I had hip surgery back in January to correct a weird and unsuspected birth defect, and while the operation was a smash success, my physiotherapy regime calls for six months’ worth of deep water running, which is pretty much exactly what it sounds like: wearing a float-belt and running up and down a pool full tilt (without touching the bottom) for 40 minutes three times a week. This is as dull as you might imagine, and my physio recommended buying an underwater MP3 player and passing the time with podcasts and audiobooks, which was a swimmingly good idea, as it turns out.
However, buying an underwater MP3 player has been more complex than I’d thought. I started with a Speedo Aquabeat, which is about the worst-designed piece of consumer electronics I’ve ever owned. Not only does it crash every single time I use it, it also requires some kind of proprietary Windows crapware to create custom playlists if you want to do something really complicated, like listening to all the numbered tracks of an audiobook in order. After the Aquabeat crashed with seemingly terminal finality, I tried something else.
Something else being the Nu Dolphin, a semi-generic Taiwanese device that at least supported complicated use cases like “Play these tracks in order.” However, the Dolphin’s headphone seal turns out to be pretty fiddly and the second time I used it, it filled up with pool water and died forever. And yes, I did, in fact, carefully screw the headphones all the way in. Go figure.
The third time turned out to be the lucky try: Finis’s SwiMP3 is an ugly, clunky, weird answer to the question, “How can I listen to audio in the pool?” but at least it works.
Finis’s design is markedly different from Speedo’s or the Dolphin: rather than building a waterproof device with a gasketed 1/8″ headphone jack for charging and listening, the Finis embeds its controls directly on one of the earpieces, these being sealed, teardrop-shaped pieces of plastic that are intended to be held against your cheekbones by the straps of your swim-goggles. Yes, the SwiMP3 conveys your MP3s to your head by means of bone conduction, which is so science-fictiony it practically sells the product right there.
A wire runs between the earpieces, and midway along that wire is a standard USB plug with a dustcover. It’s nominally waterproof, this cover, but doesn’t have much by way of a positive clicking lock when you shut it, which leads me to suspect that you can get it wet without killing the device (though the instructions warn you to ensure that it’s dry before you plug it into your computer). I haven’t tried it, though.
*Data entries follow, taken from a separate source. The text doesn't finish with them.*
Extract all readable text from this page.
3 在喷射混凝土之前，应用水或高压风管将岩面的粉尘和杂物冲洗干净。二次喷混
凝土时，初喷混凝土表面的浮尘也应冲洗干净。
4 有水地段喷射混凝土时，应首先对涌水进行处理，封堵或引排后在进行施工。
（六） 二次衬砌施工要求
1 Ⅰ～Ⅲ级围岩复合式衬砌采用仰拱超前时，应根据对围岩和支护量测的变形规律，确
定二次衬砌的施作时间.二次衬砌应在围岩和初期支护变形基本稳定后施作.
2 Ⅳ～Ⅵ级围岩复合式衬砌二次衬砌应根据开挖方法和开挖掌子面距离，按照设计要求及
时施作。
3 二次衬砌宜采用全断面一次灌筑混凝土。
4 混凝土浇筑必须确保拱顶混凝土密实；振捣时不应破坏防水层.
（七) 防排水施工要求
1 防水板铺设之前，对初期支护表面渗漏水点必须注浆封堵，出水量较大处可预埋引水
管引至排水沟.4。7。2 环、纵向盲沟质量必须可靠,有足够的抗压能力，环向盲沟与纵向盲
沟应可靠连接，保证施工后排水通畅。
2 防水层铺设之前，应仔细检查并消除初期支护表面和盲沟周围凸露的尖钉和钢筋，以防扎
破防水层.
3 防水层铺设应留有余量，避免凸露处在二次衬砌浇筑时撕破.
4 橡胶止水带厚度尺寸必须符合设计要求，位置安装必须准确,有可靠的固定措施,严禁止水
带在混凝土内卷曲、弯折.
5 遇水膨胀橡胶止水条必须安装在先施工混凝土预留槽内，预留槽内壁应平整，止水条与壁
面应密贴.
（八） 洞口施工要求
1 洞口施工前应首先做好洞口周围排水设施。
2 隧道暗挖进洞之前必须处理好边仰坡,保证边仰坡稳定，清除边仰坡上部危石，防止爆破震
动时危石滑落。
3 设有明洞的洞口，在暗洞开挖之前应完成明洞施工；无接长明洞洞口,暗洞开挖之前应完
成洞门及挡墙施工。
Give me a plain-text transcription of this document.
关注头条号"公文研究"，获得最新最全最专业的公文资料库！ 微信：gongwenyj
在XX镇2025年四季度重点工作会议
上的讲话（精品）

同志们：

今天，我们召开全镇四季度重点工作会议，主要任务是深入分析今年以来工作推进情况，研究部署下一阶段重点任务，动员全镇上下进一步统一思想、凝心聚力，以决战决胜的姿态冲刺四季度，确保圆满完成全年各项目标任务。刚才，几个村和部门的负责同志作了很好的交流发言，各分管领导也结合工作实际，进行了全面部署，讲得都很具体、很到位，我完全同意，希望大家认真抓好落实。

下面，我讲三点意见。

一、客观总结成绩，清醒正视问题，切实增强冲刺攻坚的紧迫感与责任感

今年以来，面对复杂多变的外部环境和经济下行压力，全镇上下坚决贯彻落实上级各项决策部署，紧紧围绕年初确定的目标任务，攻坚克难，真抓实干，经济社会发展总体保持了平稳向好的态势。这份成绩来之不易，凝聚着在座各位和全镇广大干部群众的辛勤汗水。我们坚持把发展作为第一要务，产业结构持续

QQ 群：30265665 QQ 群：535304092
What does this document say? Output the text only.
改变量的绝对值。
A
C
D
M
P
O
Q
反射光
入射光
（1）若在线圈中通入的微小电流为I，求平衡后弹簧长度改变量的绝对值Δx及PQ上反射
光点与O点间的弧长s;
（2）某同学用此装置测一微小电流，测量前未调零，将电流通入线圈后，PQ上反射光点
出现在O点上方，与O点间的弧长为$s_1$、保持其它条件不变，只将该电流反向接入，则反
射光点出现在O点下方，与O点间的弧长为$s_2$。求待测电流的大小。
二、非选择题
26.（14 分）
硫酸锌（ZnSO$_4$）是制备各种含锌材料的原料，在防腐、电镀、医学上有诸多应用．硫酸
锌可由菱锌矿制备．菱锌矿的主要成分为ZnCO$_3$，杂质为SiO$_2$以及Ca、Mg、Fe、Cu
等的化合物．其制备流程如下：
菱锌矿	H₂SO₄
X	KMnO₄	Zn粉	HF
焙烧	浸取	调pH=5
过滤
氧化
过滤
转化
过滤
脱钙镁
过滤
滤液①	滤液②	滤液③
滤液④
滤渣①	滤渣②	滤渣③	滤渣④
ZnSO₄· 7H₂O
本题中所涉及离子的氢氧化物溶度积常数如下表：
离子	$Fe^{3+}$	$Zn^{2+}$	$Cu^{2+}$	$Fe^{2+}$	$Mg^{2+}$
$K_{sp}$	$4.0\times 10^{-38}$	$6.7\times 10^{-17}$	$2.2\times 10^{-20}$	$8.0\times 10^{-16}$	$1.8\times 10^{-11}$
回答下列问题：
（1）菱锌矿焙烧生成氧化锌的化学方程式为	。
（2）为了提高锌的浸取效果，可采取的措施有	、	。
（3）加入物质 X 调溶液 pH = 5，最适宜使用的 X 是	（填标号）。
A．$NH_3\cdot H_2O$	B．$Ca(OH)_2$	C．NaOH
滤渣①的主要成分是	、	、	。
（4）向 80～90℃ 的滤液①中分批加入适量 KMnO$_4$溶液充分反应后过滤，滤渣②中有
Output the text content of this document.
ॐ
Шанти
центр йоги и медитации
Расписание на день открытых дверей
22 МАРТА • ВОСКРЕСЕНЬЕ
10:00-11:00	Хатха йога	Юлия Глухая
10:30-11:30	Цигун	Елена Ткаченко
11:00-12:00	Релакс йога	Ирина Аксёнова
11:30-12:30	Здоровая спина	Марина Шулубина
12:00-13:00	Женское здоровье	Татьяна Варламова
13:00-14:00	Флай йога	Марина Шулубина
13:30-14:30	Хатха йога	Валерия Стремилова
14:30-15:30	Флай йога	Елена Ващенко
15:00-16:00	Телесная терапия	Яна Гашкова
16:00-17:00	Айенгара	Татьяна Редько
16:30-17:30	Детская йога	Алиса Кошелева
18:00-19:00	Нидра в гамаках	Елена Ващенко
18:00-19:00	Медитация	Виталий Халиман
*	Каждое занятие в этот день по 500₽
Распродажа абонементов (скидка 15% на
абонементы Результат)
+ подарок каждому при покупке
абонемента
The SwiMP3 shows up on your desktop as a USB mass-storage device (that is, like any USB thumb-drive). You make playlists by sticking MP3s in folders; each folder is a playlist and the files play in alphabetical order (there’s also a shuffle mode). Music organizers generally recognize the SwiMP3 automagically — I’ve been using Banshee with it, which is handy, since that’s also what I use for all my desktop music.
The controls are small, and have a bunch of different functions depending on how you use them — for example, the next-track button is also the volume-up button (but only if you press and hold it down). This could be better thought through, but I don’t do a lot of track management once I hit the water.
How’s the sound quality? Well, bone-conduction is pretty top secret, super-spy, but it’s no audiophile’s delight. Out of the water, it works less well than the in-the-ear headphones used by the Speedo and Dolphin (though unlike these products, the sound actually emerges reliably). Underwater, the sound is actually much improved. I like it, overall — having my ears free saves me from collisions with other denizens of the pool’s slow-lane, who are a blundering, crash-prone lot. And pristine audio quality isn’t that important with spoken word, which is what I bring to the pool.
All told, the SwiMP3 is the least-worst product in a pretty amateurish race, but it does have the distinction of being the only product I tried that actually worked.